Alles begon met de voordrachtlessen op woensdagmiddag, waar je teksten van Louis Paul Boon mocht brengen. Je vond het heerlijk, zei je eerder al. Wat was er zo heerlijk aan?
De Schryver: In mijn jonge jaren was ik heel erg op zoek naar bevestiging. Ik wilde gezien worden. Ik was altijd timide en ingetogen, ik was zeker niet de grootste babbelaar en hield mezelf altijd wat op de achtergrond. Maar op het podium voelde ik opeens een heel andere energie, ik kon een momentum creëren tussen mij en het publiek, en dat was magisch. Tot dan kon ik mijn stem niet goed laten horen tussen anderen die mondiger waren dan ik, maar hier kreeg ik een platform om een emotie te delen met anderen – of het nu humor was, kwaadheid of verdriet. Bovendien hoefde ik niet in mezelf te graven, ik kon gewoon de teksten van anderen vertolken en zo communiceren met het publiek. Misschien liep ik wat weg van mezelf, denk ik nu, maar ik voelde wel meteen de kracht die vrijkwam door te kunnen verdwijnen in personages.
Wanneer heb je voor het eerst gevoeld dat je verder wilde gaan dan het pure voordragen?
De Schryver: (denkt na) In het zesde middelbaar heb ik een voorstelling gemaakt, een monoloog, over hoe het is om het kind te zijn van gescheiden ouders. Het was een persoonlijk verhaal, want mijn ouders zijn gescheiden toen ik nog jong was (hij vertelt daar ook over in de VRT-podcast Split, nvdr.). Die monoloog op het einde van het schooljaar brengen voor een volle zaal, met mijn beide ouders in het publiek, mijn broer, mijn hele familie erbij, en als het licht aangaat de emotie op de gezichten zien: dat was een heel intens moment. Ik had in mijn hart laten kijken en daardoor had ik ook de zaal omarmd.
We zijn constant bezig met de dagelijkse rush, met verwachtingen en met ‘het goed doen’, als vader, zoon, lief, collega, welke positie we ook innemen. Die drukte even kunnen wegnemen bij andere mensen, voor vijf minuten, een half uur, een uur: dat is de essentie van mijn werk, daar streef ik naar. Ik ben een grote fan van bijvoorbeeld theatercollectief Peeping Tom. Bij hen in de zaal zitten en volledig in hun verhalen gezogen worden, even aan niets anders moeten denken en mezelf vergeten, dat doet nog altijd iets speciaals met mij.
*
De Schryver is nog altijd maar 23. De meeste van zijn leeftijdsgenoten zijn pas afgestudeerd, maar hij heeft langzamerhand zijn plek verworven. Zonder diploma ook nog eens, want hij maakte zijn studies aan het Kask niet af.

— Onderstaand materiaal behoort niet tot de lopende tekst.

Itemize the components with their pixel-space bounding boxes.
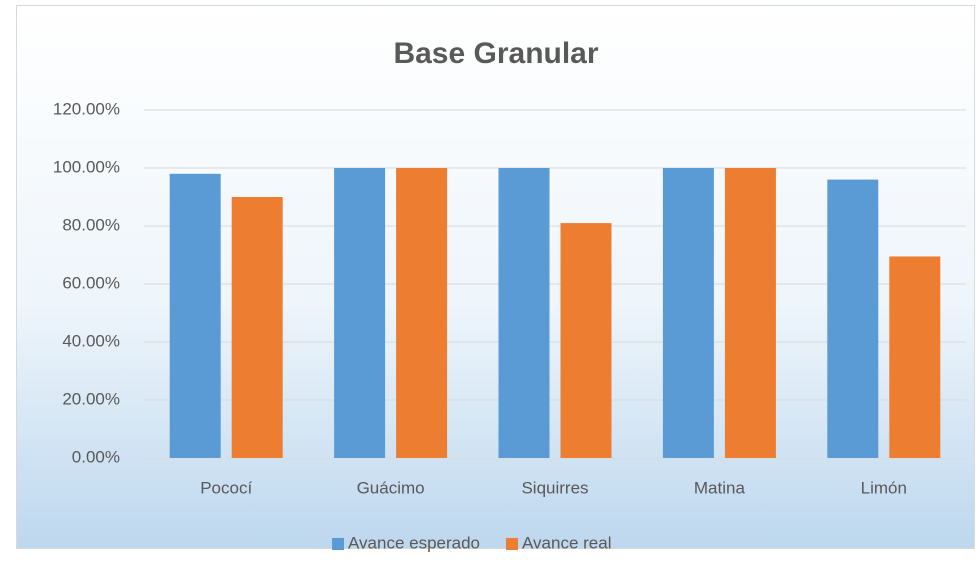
bar (231, 197, 283, 458)
y-tick-label: 100.00% (53, 157, 120, 176)
y-tick-label: 0.00% (72, 447, 120, 466)
bar (724, 168, 776, 458)
x-tick-label: Guácimo (357, 478, 425, 497)
x-tick-label: Pococí (200, 478, 252, 497)
bar (827, 179, 879, 458)
legend-swatch (332, 538, 344, 550)
y-tick-label: 20.00% (62, 389, 120, 408)
bar (560, 223, 612, 458)
bar (396, 168, 448, 458)
legend-swatch (506, 538, 519, 550)
y-tick-label: 60.00% (62, 273, 120, 292)
bar (662, 168, 714, 458)
chart-title: Base Granular (393, 37, 598, 70)
bar (169, 173, 221, 459)
x-tick-label: Matina (694, 478, 746, 497)
bar (498, 168, 550, 458)
bar (334, 168, 386, 458)
legend-label: Avance real (522, 533, 611, 552)
x-tick-label: Siquirres (521, 478, 588, 497)
x-tick-label: Limón (861, 478, 907, 497)
bar (889, 256, 941, 458)
legend-label: Avance esperado (348, 533, 480, 552)
y-tick-label: 80.00% (62, 215, 120, 234)
y-tick-label: 40.00% (62, 331, 120, 350)
y-tick-label: 120.00% (53, 99, 120, 118)
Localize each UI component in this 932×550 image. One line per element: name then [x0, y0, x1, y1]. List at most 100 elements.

‘Ik ben altijd blij geweest met die keuze, ik heb er nooit echt spijt van gehad’, zegt hij. ‘Maar de laatste maanden voel ik steeds vaker dat ik het mis van op een theatervloer te staan en en de adrenaline door mijn lijf te voelen gieren. Het begint te knagen.’
Je eerste echte theatermonoloog zit eraan te komen?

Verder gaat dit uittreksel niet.